From experience this does two things; it gives them something positive and simple to do, and if we do have to step up into a life raft, rapidly cut the painter, and then try to move the raft, with half a dozen crew smartly away from a sinking vessel using paddles the size of table tennis bats, at least we all have a mouthful of hot drink in our stomachs to keep us going.

The other useful thing I have learned from grim circumstances is the power of the Spanish windlass. Yep, that strange twisting thing with rope. When you are falling off large and steep waves and bits of your boat are acting like the San Andreas fault and moving noisily away from you, the Spanish windlass is gold.

With the high-strength rope now standard on yachts, there is immense binding power achieved very simply and quickly.
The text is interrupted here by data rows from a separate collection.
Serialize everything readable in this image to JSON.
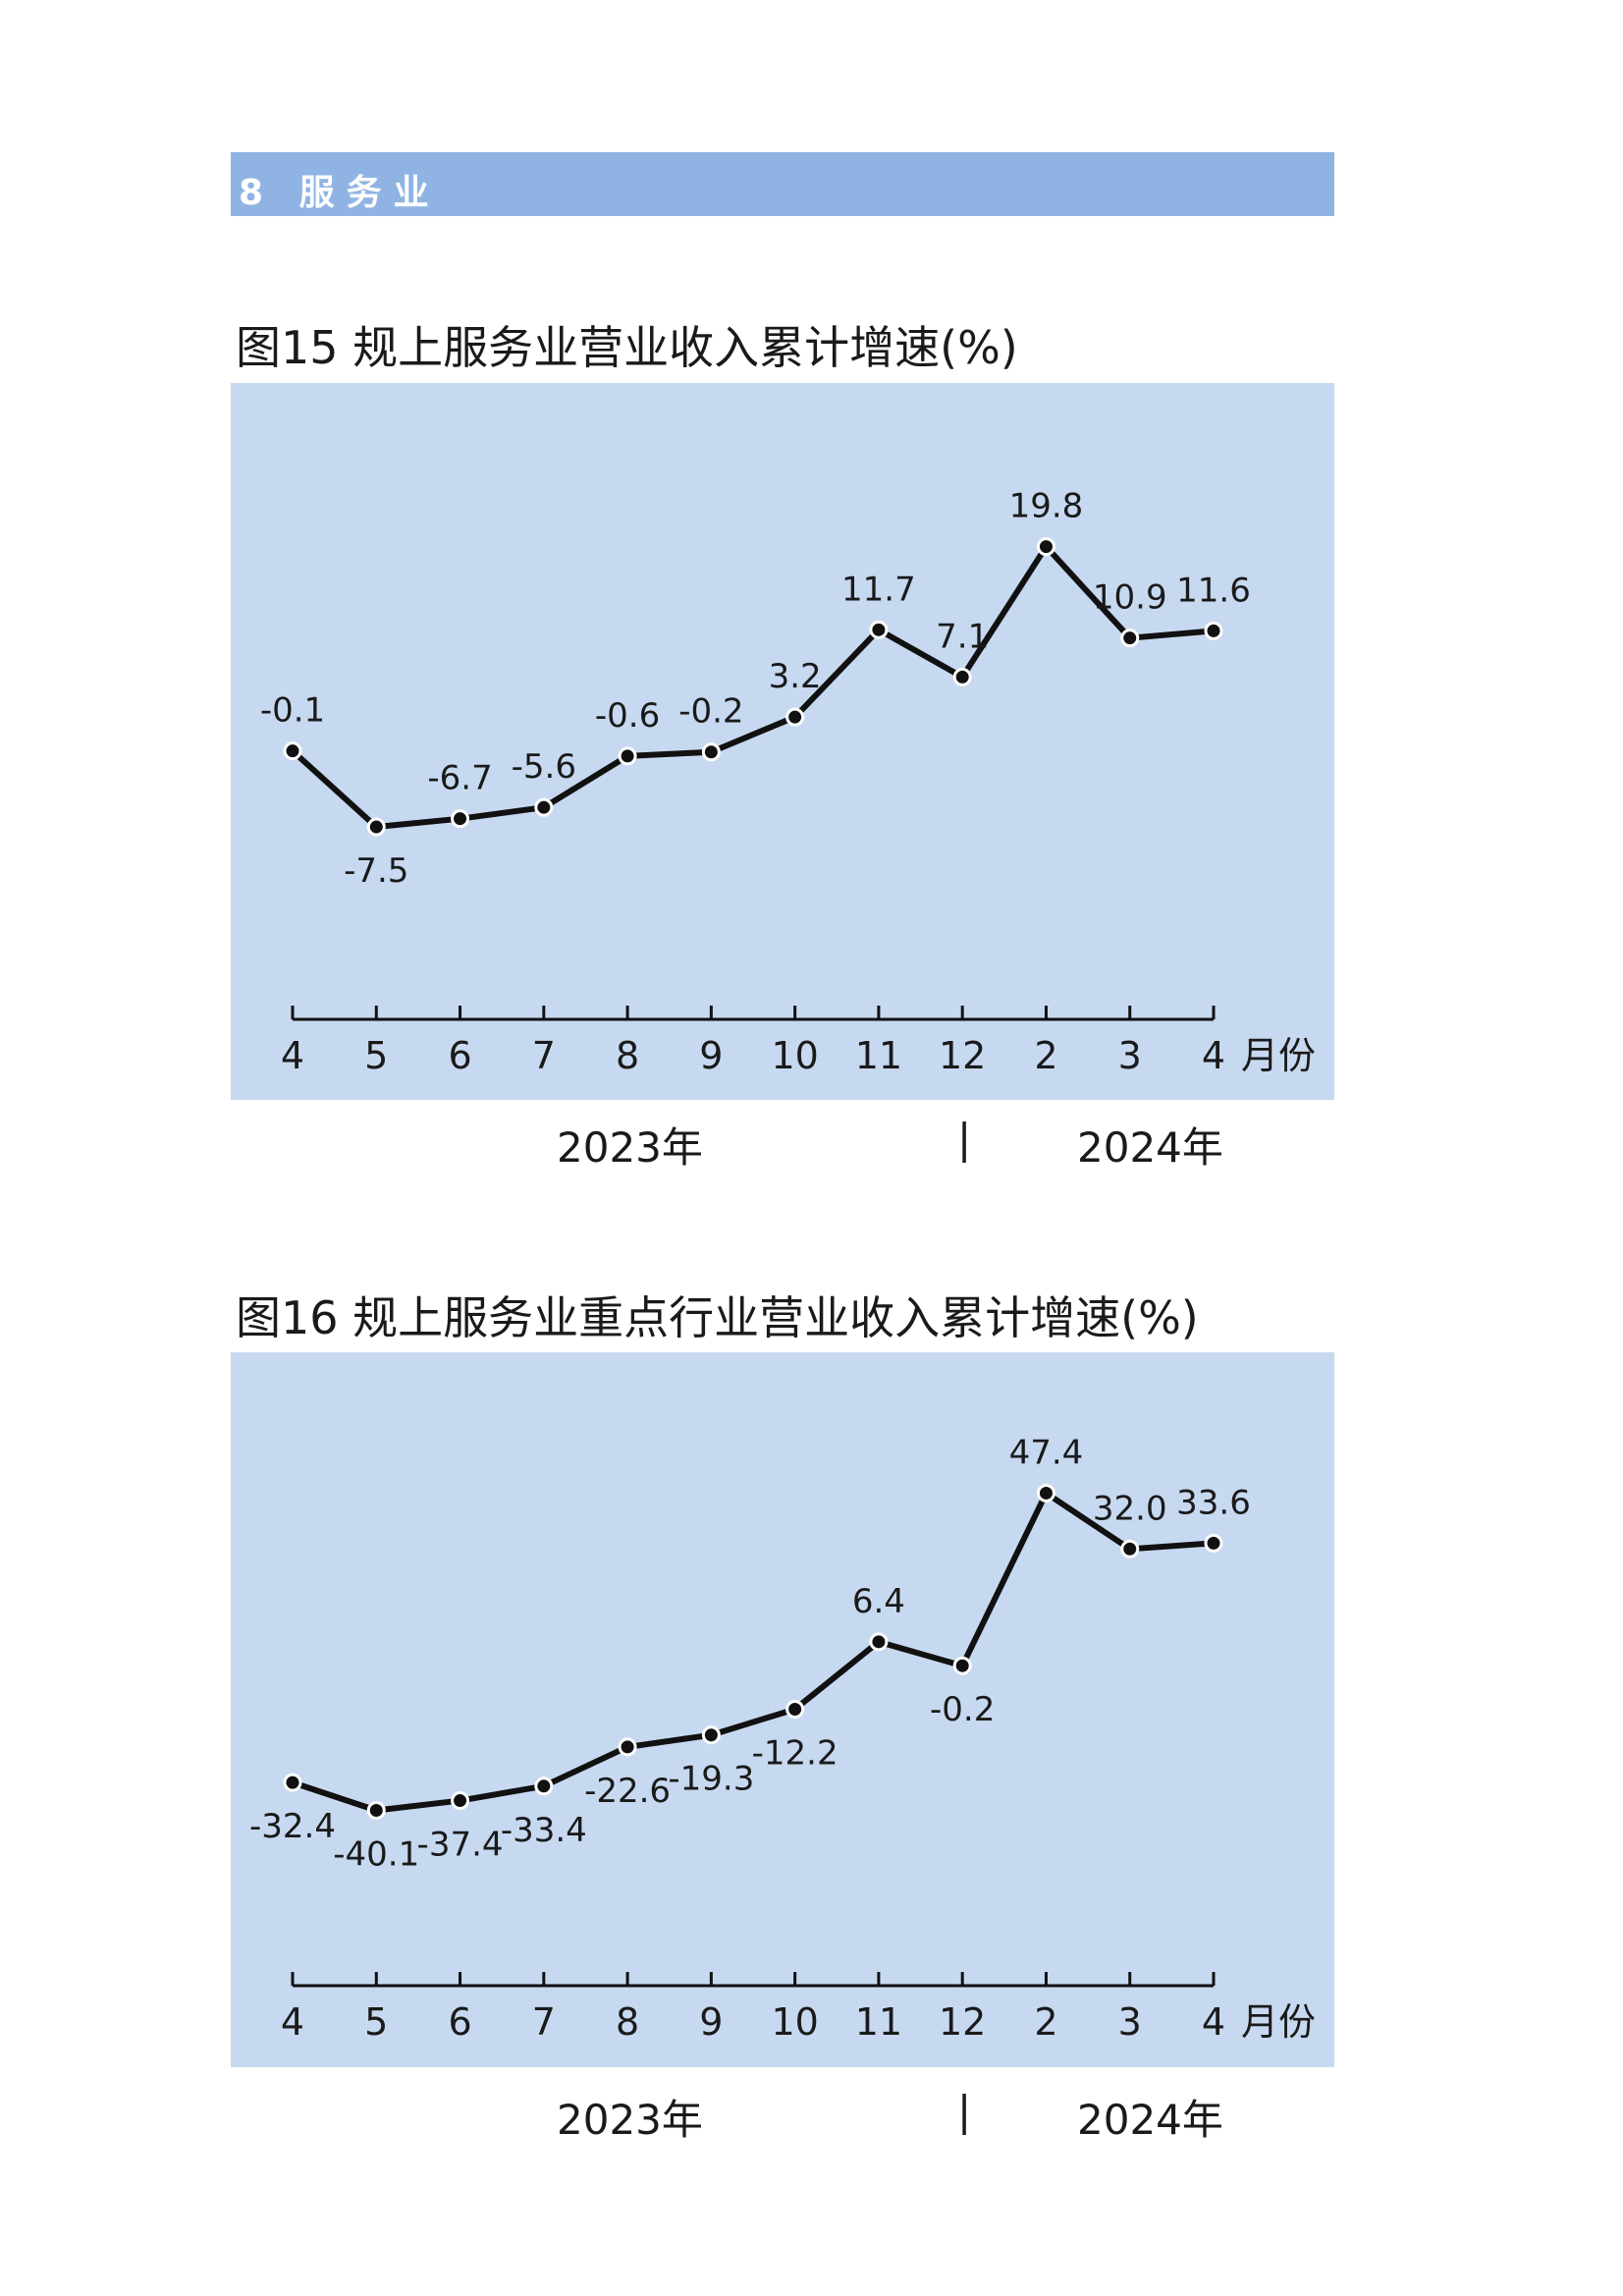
{
  "section": {
    "label": "8 服务业"
  },
  "charts": [
    {
      "title": "图15  规上服务业营业收入累计增速(%)",
      "x_unit": "月份",
      "years": {
        "first": "2023年",
        "separator": "|",
        "second": "2024年"
      }
    },
    {
      "title": "图16  规上服务业重点行业营业收入累计增速(%)",
      "x_unit": "月份",
      "years": {
        "first": "2023年",
        "separator": "|",
        "second": "2024年"
      }
    }
  ],
  "colors": {
    "panel_bg": "#c7d9f0",
    "section_bar": "#8fb4e3",
    "line": "#111111"
  },
  "chart_data": [
    {
      "type": "line",
      "title": "图15  规上服务业营业收入累计增速(%)",
      "xlabel": "月份",
      "ylabel": "",
      "categories": [
        "4",
        "5",
        "6",
        "7",
        "8",
        "9",
        "10",
        "11",
        "12",
        "2",
        "3",
        "4"
      ],
      "values": [
        -0.1,
        -7.5,
        -6.7,
        -5.6,
        -0.6,
        -0.2,
        3.2,
        11.7,
        7.1,
        19.8,
        10.9,
        11.6
      ],
      "labels": [
        "-0.1",
        "-7.5",
        "-6.7",
        "-5.6",
        "-0.6",
        "-0.2",
        "3.2",
        "11.7",
        "7.1",
        "19.8",
        "10.9",
        "11.6"
      ],
      "year_groups": [
        "2023年",
        "2024年"
      ],
      "grid": false
    },
    {
      "type": "line",
      "title": "图16  规上服务业重点行业营业收入累计增速(%)",
      "xlabel": "月份",
      "ylabel": "",
      "categories": [
        "4",
        "5",
        "6",
        "7",
        "8",
        "9",
        "10",
        "11",
        "12",
        "2",
        "3",
        "4"
      ],
      "values": [
        -32.4,
        -40.1,
        -37.4,
        -33.4,
        -22.6,
        -19.3,
        -12.2,
        6.4,
        -0.2,
        47.4,
        32.0,
        33.6
      ],
      "labels": [
        "-32.4",
        "-40.1",
        "-37.4",
        "-33.4",
        "-22.6",
        "-19.3",
        "-12.2",
        "6.4",
        "-0.2",
        "47.4",
        "32.0",
        "33.6"
      ],
      "year_groups": [
        "2023年",
        "2024年"
      ],
      "grid": false
    }
  ]
}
Form a loop through two parts of the separating structure, put a winch handle or section of sail batten in between the two ropes, and start twisting.

It is easily re-located and repeated, (I remember during one winter North Atlantic crossing the forepeak looked like the inside of a harpsichord…) and fitting these has the added power of keeping hands busy, and giving the crew – again some of them with large Bambi eyes, something positive to do in an emergency – which is always a good thing.

So, think through the possibles and probables of situations happening at 3am, when half the crew are asleep in lightweight thermals, and what your reaction would be, plus what tools do you have, both mentally and physically, to deal with it.

During the massive 2019/20 bushfires in Australia, we had to rapidly evacuate our home. During that terrifying time, l saw leadership emerging from unlikely areas, not always from people in positions of power.

It was the quiet talkers, those with experience who used the economy of words rather than filling the sound bites, to verbalise the wisdom to get folks through the short and long term issues, and doing what we all know is essential; not making a drama out of a crisis.